A teen hospitalized with anorexia nervosa is now permitted to leave her room and eat in the dining room. Which of the following nursing interventions should be included in the client's plan of care?
- A. Weighing the client after she eats
- B. Having a staff member remain with her for 1 hour after she eats
- C. Placing high-protein foods in the center of the client's plate
- D. Providing the client with child-sized utensils
Correct Answer: B
Rationale: Having a staff member stay with the client for 1 hour after eating prevents purging, a common behavior in anorexia nervosa.

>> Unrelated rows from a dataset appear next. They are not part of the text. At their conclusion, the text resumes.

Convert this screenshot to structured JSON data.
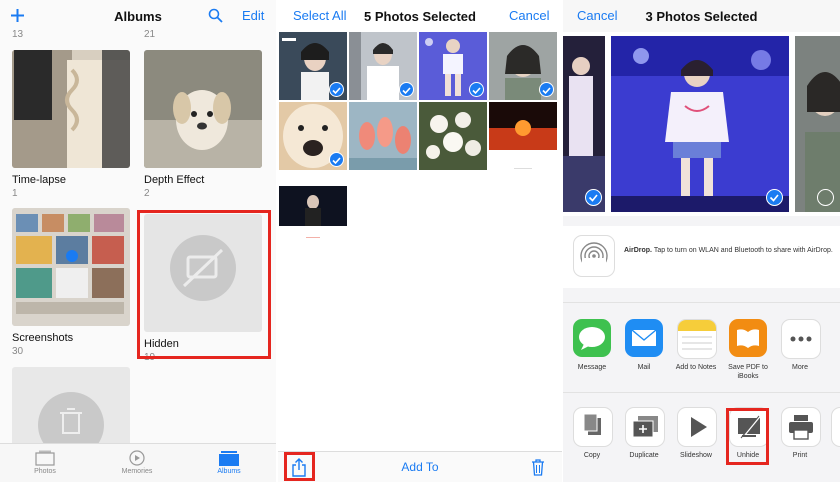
{
  "albums_screen": {
    "title": "Albums",
    "edit_label": "Edit",
    "top_counts": [
      "13",
      "21"
    ],
    "albums": [
      {
        "name": "Time-lapse",
        "count": "1"
      },
      {
        "name": "Depth Effect",
        "count": "2"
      },
      {
        "name": "Screenshots",
        "count": "30"
      },
      {
        "name": "Hidden",
        "count": "19"
      }
    ],
    "tabs": [
      {
        "label": "Photos",
        "active": false
      },
      {
        "label": "Memories",
        "active": false
      },
      {
        "label": "Albums",
        "active": true
      }
    ]
  },
  "select_screen": {
    "select_all_label": "Select All",
    "title": "5 Photos Selected",
    "cancel_label": "Cancel",
    "add_to_label": "Add To"
  },
  "share_screen": {
    "cancel_label": "Cancel",
    "title": "3 Photos Selected",
    "airdrop_title": "AirDrop.",
    "airdrop_text": " Tap to turn on WLAN and Bluetooth to share with AirDrop.",
    "apps": [
      {
        "label": "Message",
        "icon": "message-icon"
      },
      {
        "label": "Mail",
        "icon": "mail-icon"
      },
      {
        "label": "Add to Notes",
        "icon": "notes-icon"
      },
      {
        "label": "Save PDF to iBooks",
        "icon": "ibooks-icon"
      },
      {
        "label": "More",
        "icon": "more-icon"
      }
    ],
    "actions": [
      {
        "label": "Copy",
        "icon": "copy-icon"
      },
      {
        "label": "Duplicate",
        "icon": "duplicate-icon"
      },
      {
        "label": "Slideshow",
        "icon": "play-icon"
      },
      {
        "label": "Unhide",
        "icon": "unhide-icon"
      },
      {
        "label": "Print",
        "icon": "print-icon"
      }
    ]
  },
  "colors": {
    "accent": "#1a7bf2",
    "highlight": "#e5261f"
  }
}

The nurse is providing instructions for a client with asthma who is sensitive to house dust-mites. Which information about prevention of asthma episodes would be the most helpful to include during the teaching?
- A. Change the pillow covers every month
- B. Wash bed linens in warm water with a cold rinse
- C. Wash and rinse the bed linens in hot water
- D. Use air filters in the furnace system
Correct Answer: C
Rationale: Wash and rinse the bed linens in hot water. For asthma clients sensitive to house dust-mites, washing bed linens in hot water above 130 degrees Fahrenheit is necessary to kill dust-mites.
The nurse is teaching a client with a new diagnosis of atrial fibrillation about diltiazem (Cardizem). Which of the following instructions should the nurse include?
- A. Take the medication with grapefruit juice.
- B. Report any swelling in the legs.
- C. Stop the medication if heart rate normalizes.
- D. Avoid checking pulse rate.
Correct Answer: B
Rationale: Swelling in the legs may indicate heart failure, requiring reporting. Options A, C, and D are incorrect.
A client returned from surgery for a perforated appendix with localized peritonitis. In view of this diagnosis, how would the nurse position the client?
- A. Prone
- B. Dorsal recumbent
- C. Semi-Fowler
- D. Supine
Correct Answer: C
Rationale: Semi-Fowler. The semi-Fowler position assists drainage and prevents spread of infection throughout the abdominal cavity.